Tiffany Jaeyeon Shin uses fungal spores, fermented proteins and kombucha SCOBY shared amongst peers, to address issues of health, colonization, labor and sustainability. Shin is particularly interested in lactic acid bacteria (LAB), the primary metabolite in fermented foods and a major microbial component of human mucosal surfaces. Within Shin’s practice, plant materials and discard are agents of preservation, biodiversity and inter-species symbiosis, while microscopic and scalar processes present new perspectives on everyday materials, such as trash, refuse and vegetation. During her time at Wave Hill, Shin continued her research on LAB, utilizing Wave Hill’s compost to culture liquid organic fertilizer, inspired by the theory and practice of Korean Organic Farming. Shin is a New York Community Trust Van Lier Fellow, working towards a future Sunroom Project to be exhibited at Wave Hill.

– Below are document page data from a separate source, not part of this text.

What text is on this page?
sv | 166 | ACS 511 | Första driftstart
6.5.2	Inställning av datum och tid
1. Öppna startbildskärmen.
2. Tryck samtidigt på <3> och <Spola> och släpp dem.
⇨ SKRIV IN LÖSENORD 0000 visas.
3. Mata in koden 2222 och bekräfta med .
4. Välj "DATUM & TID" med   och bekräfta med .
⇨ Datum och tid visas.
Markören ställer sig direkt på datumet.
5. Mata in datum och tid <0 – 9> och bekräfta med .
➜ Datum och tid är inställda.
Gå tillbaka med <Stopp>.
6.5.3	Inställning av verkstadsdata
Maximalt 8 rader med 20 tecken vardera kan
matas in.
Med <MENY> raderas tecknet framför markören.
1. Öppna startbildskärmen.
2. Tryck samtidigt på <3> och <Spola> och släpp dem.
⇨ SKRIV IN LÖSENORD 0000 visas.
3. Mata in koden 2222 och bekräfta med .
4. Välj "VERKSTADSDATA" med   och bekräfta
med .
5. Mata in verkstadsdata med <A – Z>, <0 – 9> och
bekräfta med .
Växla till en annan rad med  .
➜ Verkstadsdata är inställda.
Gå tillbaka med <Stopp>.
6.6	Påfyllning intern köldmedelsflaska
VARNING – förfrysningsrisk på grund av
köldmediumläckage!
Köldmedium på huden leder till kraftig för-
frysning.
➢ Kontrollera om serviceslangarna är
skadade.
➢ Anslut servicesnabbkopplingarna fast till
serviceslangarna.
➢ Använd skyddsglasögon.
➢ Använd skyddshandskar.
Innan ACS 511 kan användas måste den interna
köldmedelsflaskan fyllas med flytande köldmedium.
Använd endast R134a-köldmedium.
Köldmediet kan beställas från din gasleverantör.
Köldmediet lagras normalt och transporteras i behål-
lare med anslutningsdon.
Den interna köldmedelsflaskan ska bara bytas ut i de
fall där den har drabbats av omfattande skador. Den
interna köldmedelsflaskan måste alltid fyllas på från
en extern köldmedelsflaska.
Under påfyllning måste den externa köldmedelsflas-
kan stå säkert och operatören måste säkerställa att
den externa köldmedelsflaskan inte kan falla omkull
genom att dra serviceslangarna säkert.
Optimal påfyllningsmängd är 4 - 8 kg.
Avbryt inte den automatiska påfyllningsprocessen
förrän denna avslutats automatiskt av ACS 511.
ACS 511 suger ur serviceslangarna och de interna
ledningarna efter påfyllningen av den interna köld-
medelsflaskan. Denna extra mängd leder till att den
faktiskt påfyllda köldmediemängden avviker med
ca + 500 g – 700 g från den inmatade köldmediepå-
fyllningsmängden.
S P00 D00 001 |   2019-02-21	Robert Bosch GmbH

Elizabeth Velázquez uses her practice to facilitate human interaction and spiritual connectivity. Through ritual, intention and immersive, mixed-media installations, Velázquez turns historic or industrial sites into places for spiritual contemplation and intrapersonal mediation. Her interest in the divine has led her to explore the many dimensions of the color black and its relationship to sacredness, the unconscious and primordial energies. While at Wave Hill, Velázquez created a series of rituals and mediations at Wave Hill’s brush pile, where out-of-season plants are turned into compost. Similarly, Velázquez approached cycles of time and themes of regeneration as she researched and mapped indigenous burial sites in the Northwest Bronx.